Friday 17 October 2014

Knitting and Stitching Show

Another year, another Rhinebeck missed.  

While it is fun to have an extravagant shopping weekend at the fairgrounds, I miss the experience most of all.  Gathering with friends, seeing all the fantastic knitwear, being inspired by the colors of upstate New York autumn, the fantastic food, getting to pet lanolin-rich sheep and chatting with the farmers.  It's the ritual that I miss...summer is really over, now have some apples and lamb chili and cover yourself with wool.  

I slyly made my way up to Alexander Palace for the London Knitting and Stitching show last week.  Rhinebeck it was not, but I was hoping to recapture some of that spiritual feeling of autumn being here.  

Well, the weather screamed fall- lately, if it hasn't been a steady pour, it's been a wild windy ride of sun and rain, and lots of rainbows.   

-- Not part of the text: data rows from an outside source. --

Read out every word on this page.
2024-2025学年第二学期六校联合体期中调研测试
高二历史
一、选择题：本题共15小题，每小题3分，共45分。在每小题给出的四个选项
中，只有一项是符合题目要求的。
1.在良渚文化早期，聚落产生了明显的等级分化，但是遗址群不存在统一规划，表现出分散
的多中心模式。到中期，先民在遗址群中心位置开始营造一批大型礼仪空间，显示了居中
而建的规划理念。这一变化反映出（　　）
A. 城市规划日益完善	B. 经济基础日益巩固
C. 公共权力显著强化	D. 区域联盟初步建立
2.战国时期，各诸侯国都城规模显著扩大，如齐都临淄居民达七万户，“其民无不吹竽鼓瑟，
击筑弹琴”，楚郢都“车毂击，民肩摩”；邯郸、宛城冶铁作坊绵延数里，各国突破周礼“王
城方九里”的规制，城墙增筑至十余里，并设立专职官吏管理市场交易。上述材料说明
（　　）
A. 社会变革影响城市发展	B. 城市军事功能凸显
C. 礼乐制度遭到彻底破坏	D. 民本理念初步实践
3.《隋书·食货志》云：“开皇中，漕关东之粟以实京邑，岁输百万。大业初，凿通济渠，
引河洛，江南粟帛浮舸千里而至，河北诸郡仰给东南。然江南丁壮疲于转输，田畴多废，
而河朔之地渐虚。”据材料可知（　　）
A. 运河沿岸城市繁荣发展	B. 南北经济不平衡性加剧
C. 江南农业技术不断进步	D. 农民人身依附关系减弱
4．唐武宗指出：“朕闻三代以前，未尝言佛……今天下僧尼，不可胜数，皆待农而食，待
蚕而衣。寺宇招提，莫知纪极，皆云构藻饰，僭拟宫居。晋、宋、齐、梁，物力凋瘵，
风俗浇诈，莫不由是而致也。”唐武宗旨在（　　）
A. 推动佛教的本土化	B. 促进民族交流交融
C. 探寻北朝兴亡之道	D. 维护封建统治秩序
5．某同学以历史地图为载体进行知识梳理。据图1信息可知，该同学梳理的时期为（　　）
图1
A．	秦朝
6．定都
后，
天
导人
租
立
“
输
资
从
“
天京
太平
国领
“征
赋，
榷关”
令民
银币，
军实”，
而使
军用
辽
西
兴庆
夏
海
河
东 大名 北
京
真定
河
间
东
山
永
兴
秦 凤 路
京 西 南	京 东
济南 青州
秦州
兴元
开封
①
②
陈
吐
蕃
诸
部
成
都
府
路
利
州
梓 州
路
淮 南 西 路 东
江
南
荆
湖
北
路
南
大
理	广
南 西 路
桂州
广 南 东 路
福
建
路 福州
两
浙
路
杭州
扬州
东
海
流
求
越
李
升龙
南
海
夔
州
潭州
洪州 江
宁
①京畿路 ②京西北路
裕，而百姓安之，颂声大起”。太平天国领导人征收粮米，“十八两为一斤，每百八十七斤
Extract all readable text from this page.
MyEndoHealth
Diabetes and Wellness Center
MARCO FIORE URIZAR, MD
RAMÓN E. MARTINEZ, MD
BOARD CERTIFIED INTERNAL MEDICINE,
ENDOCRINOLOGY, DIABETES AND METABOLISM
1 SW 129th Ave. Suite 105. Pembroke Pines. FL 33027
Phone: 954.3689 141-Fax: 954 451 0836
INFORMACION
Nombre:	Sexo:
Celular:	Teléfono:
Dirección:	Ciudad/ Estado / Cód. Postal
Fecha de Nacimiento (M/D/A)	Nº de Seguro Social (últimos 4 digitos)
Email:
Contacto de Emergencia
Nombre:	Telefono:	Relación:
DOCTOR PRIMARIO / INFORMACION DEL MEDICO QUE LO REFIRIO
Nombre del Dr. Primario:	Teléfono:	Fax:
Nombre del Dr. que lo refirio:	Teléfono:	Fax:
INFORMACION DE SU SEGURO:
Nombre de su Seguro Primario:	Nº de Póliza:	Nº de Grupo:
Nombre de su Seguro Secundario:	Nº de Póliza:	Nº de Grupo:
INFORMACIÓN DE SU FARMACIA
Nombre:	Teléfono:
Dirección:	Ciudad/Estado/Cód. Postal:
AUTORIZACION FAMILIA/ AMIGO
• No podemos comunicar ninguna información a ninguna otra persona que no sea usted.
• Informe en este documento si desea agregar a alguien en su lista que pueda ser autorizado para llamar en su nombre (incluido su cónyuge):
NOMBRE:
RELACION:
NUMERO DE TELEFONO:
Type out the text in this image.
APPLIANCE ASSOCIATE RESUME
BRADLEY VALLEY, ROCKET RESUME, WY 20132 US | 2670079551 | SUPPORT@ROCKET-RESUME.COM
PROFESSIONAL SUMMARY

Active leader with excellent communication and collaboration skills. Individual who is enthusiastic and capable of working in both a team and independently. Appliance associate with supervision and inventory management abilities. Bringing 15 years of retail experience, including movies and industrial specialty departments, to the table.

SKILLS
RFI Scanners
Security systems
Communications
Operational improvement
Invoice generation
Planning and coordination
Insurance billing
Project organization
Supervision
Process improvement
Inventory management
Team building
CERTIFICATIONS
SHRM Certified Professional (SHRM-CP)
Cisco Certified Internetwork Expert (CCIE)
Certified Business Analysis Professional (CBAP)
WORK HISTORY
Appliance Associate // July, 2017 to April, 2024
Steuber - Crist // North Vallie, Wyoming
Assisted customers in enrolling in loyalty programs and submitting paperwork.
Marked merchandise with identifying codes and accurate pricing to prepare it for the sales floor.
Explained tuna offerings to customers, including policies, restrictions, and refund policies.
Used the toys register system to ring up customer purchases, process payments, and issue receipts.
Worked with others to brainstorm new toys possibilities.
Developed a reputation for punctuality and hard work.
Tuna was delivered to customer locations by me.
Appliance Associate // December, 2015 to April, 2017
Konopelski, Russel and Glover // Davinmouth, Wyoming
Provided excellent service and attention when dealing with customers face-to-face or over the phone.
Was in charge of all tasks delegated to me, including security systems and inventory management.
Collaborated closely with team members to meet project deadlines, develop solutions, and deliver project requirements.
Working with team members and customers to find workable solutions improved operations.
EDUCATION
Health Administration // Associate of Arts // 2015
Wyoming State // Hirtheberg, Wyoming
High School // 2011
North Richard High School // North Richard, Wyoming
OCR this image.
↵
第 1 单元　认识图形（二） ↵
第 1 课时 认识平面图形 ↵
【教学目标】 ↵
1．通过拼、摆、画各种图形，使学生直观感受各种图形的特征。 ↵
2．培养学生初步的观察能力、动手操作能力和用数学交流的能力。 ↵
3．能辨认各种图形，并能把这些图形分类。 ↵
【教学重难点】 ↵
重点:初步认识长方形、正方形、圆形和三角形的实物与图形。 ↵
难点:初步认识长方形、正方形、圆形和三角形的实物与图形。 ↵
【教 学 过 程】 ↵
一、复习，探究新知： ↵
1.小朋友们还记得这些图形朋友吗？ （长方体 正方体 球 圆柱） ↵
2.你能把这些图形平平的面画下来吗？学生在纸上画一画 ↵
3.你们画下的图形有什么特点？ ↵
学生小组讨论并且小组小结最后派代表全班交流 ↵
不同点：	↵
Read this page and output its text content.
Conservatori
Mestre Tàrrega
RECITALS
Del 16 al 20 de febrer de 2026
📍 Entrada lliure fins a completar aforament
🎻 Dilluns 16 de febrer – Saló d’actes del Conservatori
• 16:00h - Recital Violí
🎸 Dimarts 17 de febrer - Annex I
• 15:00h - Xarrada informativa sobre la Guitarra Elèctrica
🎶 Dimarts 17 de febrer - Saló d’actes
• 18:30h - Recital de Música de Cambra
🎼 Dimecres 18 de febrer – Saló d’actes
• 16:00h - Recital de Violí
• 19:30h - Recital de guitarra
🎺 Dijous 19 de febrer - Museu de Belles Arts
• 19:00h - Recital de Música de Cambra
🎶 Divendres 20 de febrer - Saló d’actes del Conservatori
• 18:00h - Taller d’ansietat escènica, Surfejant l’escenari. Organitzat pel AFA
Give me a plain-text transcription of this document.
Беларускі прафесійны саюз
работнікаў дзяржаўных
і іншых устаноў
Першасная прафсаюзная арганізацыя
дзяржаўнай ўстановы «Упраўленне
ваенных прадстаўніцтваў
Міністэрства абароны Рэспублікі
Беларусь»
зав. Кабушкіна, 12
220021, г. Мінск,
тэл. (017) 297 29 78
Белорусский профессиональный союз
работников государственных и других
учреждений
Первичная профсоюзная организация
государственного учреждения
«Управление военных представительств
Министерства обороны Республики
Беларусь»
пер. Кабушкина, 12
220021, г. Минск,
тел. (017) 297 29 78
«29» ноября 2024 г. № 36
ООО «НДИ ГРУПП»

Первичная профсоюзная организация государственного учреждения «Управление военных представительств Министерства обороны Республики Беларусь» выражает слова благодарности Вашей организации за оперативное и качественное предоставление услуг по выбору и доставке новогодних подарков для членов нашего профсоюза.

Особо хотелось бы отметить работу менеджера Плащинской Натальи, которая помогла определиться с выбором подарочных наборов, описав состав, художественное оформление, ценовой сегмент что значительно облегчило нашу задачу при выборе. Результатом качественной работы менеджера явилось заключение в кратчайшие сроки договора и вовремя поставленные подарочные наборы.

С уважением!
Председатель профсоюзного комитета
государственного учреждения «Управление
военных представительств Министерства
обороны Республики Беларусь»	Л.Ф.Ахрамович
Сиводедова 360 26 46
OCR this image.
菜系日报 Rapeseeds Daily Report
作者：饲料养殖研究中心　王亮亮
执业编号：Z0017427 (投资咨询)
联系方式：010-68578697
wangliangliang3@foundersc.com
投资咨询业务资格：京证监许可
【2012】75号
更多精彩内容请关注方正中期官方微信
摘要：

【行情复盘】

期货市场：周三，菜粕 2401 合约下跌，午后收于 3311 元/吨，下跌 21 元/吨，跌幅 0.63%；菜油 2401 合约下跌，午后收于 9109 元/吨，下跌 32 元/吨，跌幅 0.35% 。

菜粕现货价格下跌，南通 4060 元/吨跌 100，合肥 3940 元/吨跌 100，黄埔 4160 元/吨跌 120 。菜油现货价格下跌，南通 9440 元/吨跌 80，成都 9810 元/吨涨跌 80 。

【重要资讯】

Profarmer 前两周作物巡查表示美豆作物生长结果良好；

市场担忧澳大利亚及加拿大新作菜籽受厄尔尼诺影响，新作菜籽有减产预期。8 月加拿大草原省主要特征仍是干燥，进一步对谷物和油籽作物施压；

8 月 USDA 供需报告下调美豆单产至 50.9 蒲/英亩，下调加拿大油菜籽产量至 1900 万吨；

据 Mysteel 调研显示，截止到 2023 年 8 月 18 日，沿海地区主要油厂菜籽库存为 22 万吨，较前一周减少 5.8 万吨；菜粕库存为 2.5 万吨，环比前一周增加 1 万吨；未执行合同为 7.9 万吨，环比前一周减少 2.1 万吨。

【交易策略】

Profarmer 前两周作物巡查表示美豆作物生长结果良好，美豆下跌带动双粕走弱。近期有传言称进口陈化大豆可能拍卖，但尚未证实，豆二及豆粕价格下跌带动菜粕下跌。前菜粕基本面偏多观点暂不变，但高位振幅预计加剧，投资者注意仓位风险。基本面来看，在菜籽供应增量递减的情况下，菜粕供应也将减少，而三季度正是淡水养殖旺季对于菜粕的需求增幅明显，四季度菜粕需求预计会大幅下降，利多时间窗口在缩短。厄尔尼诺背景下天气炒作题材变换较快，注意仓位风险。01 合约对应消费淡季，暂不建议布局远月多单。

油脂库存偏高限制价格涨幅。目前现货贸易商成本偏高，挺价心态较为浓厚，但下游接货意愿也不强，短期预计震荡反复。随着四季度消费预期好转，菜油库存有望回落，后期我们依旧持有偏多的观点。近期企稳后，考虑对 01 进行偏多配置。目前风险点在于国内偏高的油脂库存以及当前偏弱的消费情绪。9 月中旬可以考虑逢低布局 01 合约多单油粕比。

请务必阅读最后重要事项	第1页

Plus, I had wanted to get up to North London and check out the hilltop Ally Pally- a beautiful old convention center, crystal-palace style.  This hill is where the first TV broadcast signal in the world originated from!  


 Ah, and a touch of fall color.  There's very little of this here- leaves just turn brown unceremoniously and fall dead to the ground.


 And the city from afar:


 Inside, knits!



I don't know if I'd ever thought of knitting suet before, but someone surely has.


The show had all sorts of fibre artist- a lot of them had their booths set up as galleries and they had really amazing stuff.  Sculpture, multimedia, fashion...











The only thing I was really interested in was buying British wool.  It ended up being a tall order- there were many vendors there, and very few had nothing but commercially available yarn.


There were tons of fabric vendors.  I set out to buy fat quarters and some plain-ish jersey knit and ended up being overwhelmed by choice.  Any game plan in my head was quickly forgotten, and I walked away empty-handed.  


 Although some of the vendors need a bit help in the organizational department.


It seemed that the less organized a vendor was, the cheaper the prices were.  I watched in amusement as one discount yarn vendor had piled bags and bags of yarn into their booth....


In this hip-deep pile of yarn, people were scrambling for the centre, as if some magical yarn lived there.  As the pile spread further and further onto the floor, some worker would come by and shovel the yarn back into a stack.  Some people were literally swimming in the plasticky shifting pile, creating hazardous landslide conditions while searching for that elusive bargain.

Alas, Jameson's Shetland was there and the only cash I parted with that day was for a small kit of color-coordinated yarn for a fair isle hat.  They were just so nice!  Plus, Scotland.

So, aside from lacking the rustic aspect of being outdoors in the barns and pawing fleeces both on and off the sheep...


It was a fun way to spend an afternoon.

Oh, and the food vending situation was awful.  Microwave pizza and pre-made sandwiches and rubbery pastries kind of awful that I stayed away from.  A quick check on my phone revealed that the neighborhood around Finsbury Park tube station had plenty of good Turkish restaurants, and I became the hero of the day for bring a bag of meze and kebaps in take-away bags back to South London.  It wasn't apple cidre donuts and lamb chili from the 4-h stand, but it was decidedly delicious.